In this case, however, given that the Court will consider the merits of the SEC's request for a preliminary injunction together with any additional motions the parties may file pursuant to the Order, judicial efficiency counsels in favor of permitting the SEC to file the proposed motion together with any other motions to be filed as permitted by the Order. In the alternative, should the Court wish the parties to brief and litigate the SEC's motion to strike in advance, the SEC respectfully requests a pre-motion conference at the Court's convenience.
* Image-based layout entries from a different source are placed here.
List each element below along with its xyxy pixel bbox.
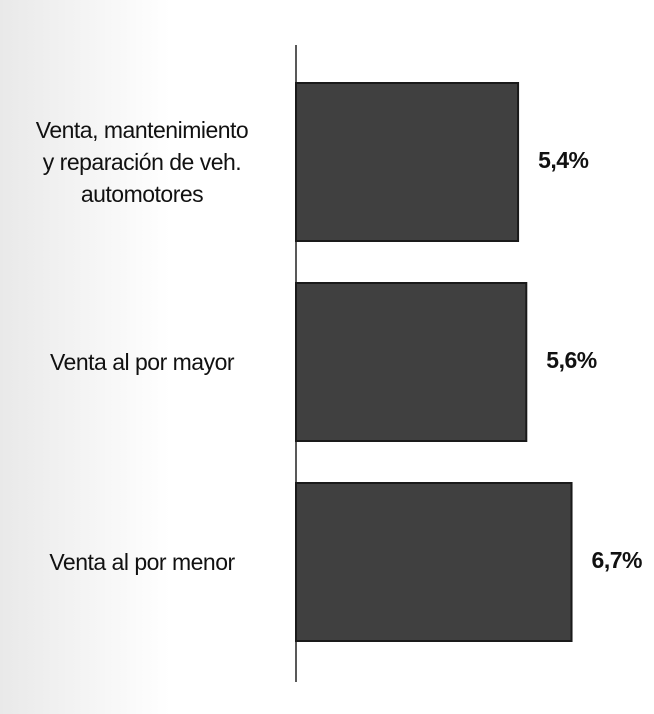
value-label: 6,7%: [592, 547, 642, 573]
bar: [295, 282, 528, 442]
category-label: Venta, mantenimiento y reparación de veh…: [35, 117, 249, 207]
value-label: 5,4%: [538, 147, 588, 173]
category-label: Venta al por menor: [49, 549, 235, 575]
bar: [295, 82, 520, 242]
bar: [295, 482, 573, 642]
value-label: 5,6%: [546, 347, 596, 373]
category-label: Venta al por mayor: [49, 349, 235, 375]
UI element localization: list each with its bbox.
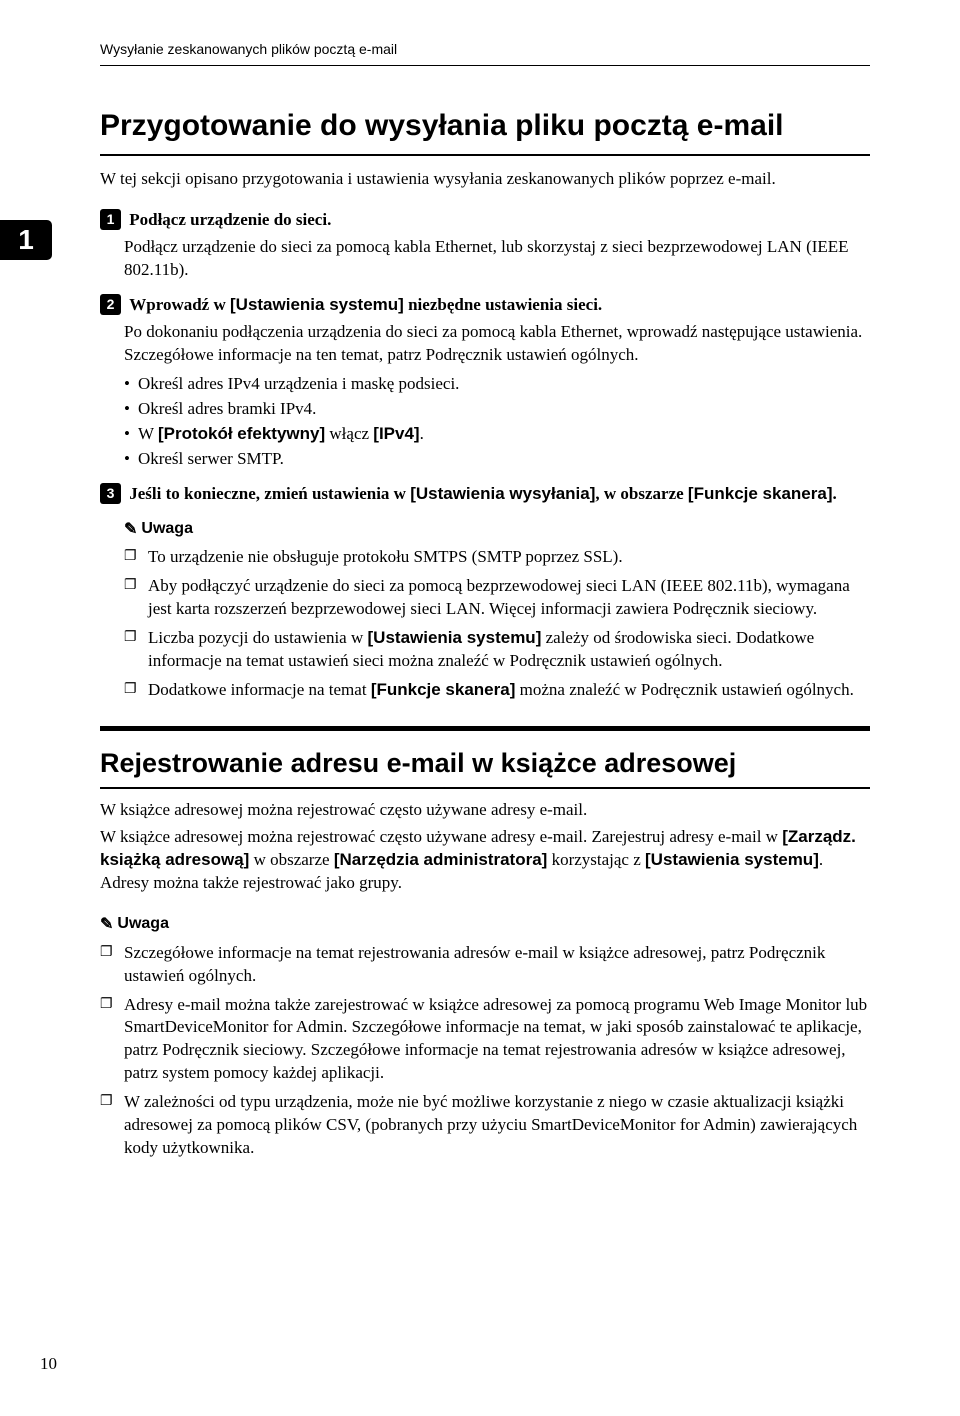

We have met and conferred with counsel for Defendants regarding this request. During our meet and confer, counsel for Defendants indicated that they agreed that it would be preferable for the SEC to litigate its proposed motion to strike together with the SEC's upcoming motion for summary judgment. Defendants further proposed that the SEC not file a separate motion, but, instead, file the proposed motion to strike together with its summary judgment brief. I indicated to counsel for Defendants that this proposal was acceptable to the SEC, conditioned on Defendants not opposing that the SEC's brief in connection with these motions be permitted to be as long as 35 pages, subject to approval by the Court, notwithstanding this Court's Individual Practices to the contrary. Counsel for Defendants indicated that they would consider this proposal, but we have not yet come to agreement. Under an abundance of caution and, given the time limits imposed by Rules 6(1)(C) and 12(f)(2) of the Federal Rules of Civil Procedure, the SEC is submitting this letter to preserve its right to move to strike the insufficient "void for vagueness" defense.